The Seventh Sinner (1972)



Jake Kirby #1
Jean Suttman holds a prestigious fellowship in the vaguely named but clearly important Institute in Rome, with a handful of promising other young scholars. They laughingly call themselves the 'Seven Sinners', a name that suddenly no longer seems like a laughing matter when a fellow scholar turns up dead in an ancient temple they're touring.  Luckily, Jacqueline 'Jake' Kirby, an acid-tongued librarian no longer on holiday, has a watchful eye on Jean when the killer's attention turns to her...

Spoilers Below




Our main voice in this mystery is ingenue Jean Suttman, so technically our heroine is still youthfully nubile, as readership seemed to chiefly demand. But we have a first here: for the first time, our heroine is not just a bystander or hanger-on to the academic world, but an active participant. Jean has an academic fellowship at a prestigious Institute, and her life is shaped by her studies. It's a little exhilarating. Even Kate More in Prince had retired from her scholarly pursuits, and Carol Farley of Rabbits was only a college senior. And Jean is sweet--she's smart and kind and reasonably attractive. 

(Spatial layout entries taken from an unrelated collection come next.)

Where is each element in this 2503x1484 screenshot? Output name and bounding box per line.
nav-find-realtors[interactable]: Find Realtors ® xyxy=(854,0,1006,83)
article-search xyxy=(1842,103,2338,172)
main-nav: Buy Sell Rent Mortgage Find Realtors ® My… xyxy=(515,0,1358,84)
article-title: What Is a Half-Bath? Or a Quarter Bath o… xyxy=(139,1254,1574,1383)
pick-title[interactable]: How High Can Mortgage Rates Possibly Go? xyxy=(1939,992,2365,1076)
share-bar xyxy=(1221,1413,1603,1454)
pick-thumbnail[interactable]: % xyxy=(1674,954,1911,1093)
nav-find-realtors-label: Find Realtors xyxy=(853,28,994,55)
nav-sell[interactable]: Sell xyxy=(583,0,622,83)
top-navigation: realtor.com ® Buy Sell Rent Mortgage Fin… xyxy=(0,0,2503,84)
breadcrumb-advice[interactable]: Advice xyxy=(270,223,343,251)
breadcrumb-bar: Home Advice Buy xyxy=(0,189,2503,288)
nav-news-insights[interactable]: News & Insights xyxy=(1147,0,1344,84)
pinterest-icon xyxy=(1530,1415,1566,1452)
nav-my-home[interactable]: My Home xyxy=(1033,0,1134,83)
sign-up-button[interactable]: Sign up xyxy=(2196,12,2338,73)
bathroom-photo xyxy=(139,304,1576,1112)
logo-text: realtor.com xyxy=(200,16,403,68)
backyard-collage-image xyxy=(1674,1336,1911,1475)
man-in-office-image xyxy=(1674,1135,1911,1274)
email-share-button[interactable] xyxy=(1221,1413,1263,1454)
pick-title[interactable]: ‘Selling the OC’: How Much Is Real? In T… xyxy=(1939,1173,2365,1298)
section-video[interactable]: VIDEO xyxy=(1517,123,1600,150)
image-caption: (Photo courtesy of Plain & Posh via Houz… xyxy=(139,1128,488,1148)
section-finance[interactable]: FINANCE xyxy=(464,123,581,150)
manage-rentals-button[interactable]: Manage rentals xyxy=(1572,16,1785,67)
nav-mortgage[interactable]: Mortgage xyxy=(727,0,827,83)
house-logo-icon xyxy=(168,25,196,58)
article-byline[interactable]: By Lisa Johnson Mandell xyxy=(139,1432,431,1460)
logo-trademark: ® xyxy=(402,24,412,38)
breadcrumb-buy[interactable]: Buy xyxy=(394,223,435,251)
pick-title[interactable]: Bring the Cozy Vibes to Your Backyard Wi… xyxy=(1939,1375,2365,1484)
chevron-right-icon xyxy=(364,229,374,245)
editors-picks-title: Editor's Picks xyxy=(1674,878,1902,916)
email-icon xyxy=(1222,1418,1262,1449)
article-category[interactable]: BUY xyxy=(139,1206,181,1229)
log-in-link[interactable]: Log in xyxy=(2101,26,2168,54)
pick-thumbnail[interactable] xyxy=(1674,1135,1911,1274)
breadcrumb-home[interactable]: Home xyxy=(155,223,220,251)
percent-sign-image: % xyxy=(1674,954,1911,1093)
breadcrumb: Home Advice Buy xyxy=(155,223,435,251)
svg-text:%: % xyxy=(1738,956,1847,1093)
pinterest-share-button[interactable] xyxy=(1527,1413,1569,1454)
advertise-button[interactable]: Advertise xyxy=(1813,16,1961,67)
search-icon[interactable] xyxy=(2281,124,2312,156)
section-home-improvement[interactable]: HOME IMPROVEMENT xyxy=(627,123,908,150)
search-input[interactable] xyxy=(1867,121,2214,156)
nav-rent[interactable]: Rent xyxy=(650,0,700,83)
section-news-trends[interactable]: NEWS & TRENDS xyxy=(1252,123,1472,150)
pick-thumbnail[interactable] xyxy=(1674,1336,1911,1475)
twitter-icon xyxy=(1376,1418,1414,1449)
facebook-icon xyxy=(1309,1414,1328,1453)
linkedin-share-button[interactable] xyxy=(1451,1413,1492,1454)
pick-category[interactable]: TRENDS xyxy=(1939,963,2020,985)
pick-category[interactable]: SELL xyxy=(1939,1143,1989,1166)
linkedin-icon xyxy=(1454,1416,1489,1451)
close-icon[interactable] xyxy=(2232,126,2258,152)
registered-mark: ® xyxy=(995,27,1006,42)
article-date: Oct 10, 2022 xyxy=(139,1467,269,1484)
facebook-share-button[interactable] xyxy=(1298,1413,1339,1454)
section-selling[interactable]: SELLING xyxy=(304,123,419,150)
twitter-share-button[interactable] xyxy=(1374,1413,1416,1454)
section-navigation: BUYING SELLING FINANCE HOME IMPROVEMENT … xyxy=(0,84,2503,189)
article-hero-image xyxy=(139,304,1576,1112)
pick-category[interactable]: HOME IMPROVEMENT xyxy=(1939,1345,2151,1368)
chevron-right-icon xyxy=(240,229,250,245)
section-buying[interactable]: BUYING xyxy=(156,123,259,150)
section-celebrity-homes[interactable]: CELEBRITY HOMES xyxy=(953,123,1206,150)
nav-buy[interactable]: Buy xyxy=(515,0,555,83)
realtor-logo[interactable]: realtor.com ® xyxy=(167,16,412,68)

However, Jake Kirby steals the stage as soon as she steps on it. While her age is never revealed, she seems to be vaguely forty-ish here, with two half-grown children at home, a tongue-in-cheek attitude towards motherhood, a cynical eye cocked at humanity, and the kind of adult sex appeal that proves romance is not just the purview of the young. Jake is one of my favorite characters to ever come out of MPM's brain. She's all Ruth Bennett's worldly wisdom (from Ammie), but with spark--Jake could never be described as 'meek.' Agatha Christie once described her Harley Quinn short stories as the best of her mystery writing--for the 'epicure'. I think Jake is very much for the Epicurean consumer of MPM works.

If the books MPM wrote during and immediately after her divorce reflect a disenchantment with men and romance in general, Jake shows her coming out of it and back into the world swinging. Jake might be a forty-ish single mother whose former husband (?) never merits so much as a mention (like MPM herself), but she defies contemporary conventions by being beautiful, eccentric and brilliant. From here on out, MPM's women will be independent, clever, often academic, and not prone to being saved. While earlier women characters might have moaned at convention, they will now openly and stubbornly flout it. It is glorious

MPM has finally, finally come into her own.

I will say this, however. The end of Sinner (which is, I will hastily add, an entertaining little mystery with a good cast and a lovely atmosphere) refuses to reward Jean and Jake with a pair of neatly wrapped romances. Jake might spin off for a casual romantic affair with a dashing police officer, but her interest in the long-term is clearly and firmly negated. And Jean...well, Jean's love interest is unveiled as the murderer, made mentally unstable by the pressures of an academic family.

Love is not the answer to life's questions, or its problems.

Favorite Line: "Money corrupts. I wish somebody would try to corrupt me. I could learn to like living this way."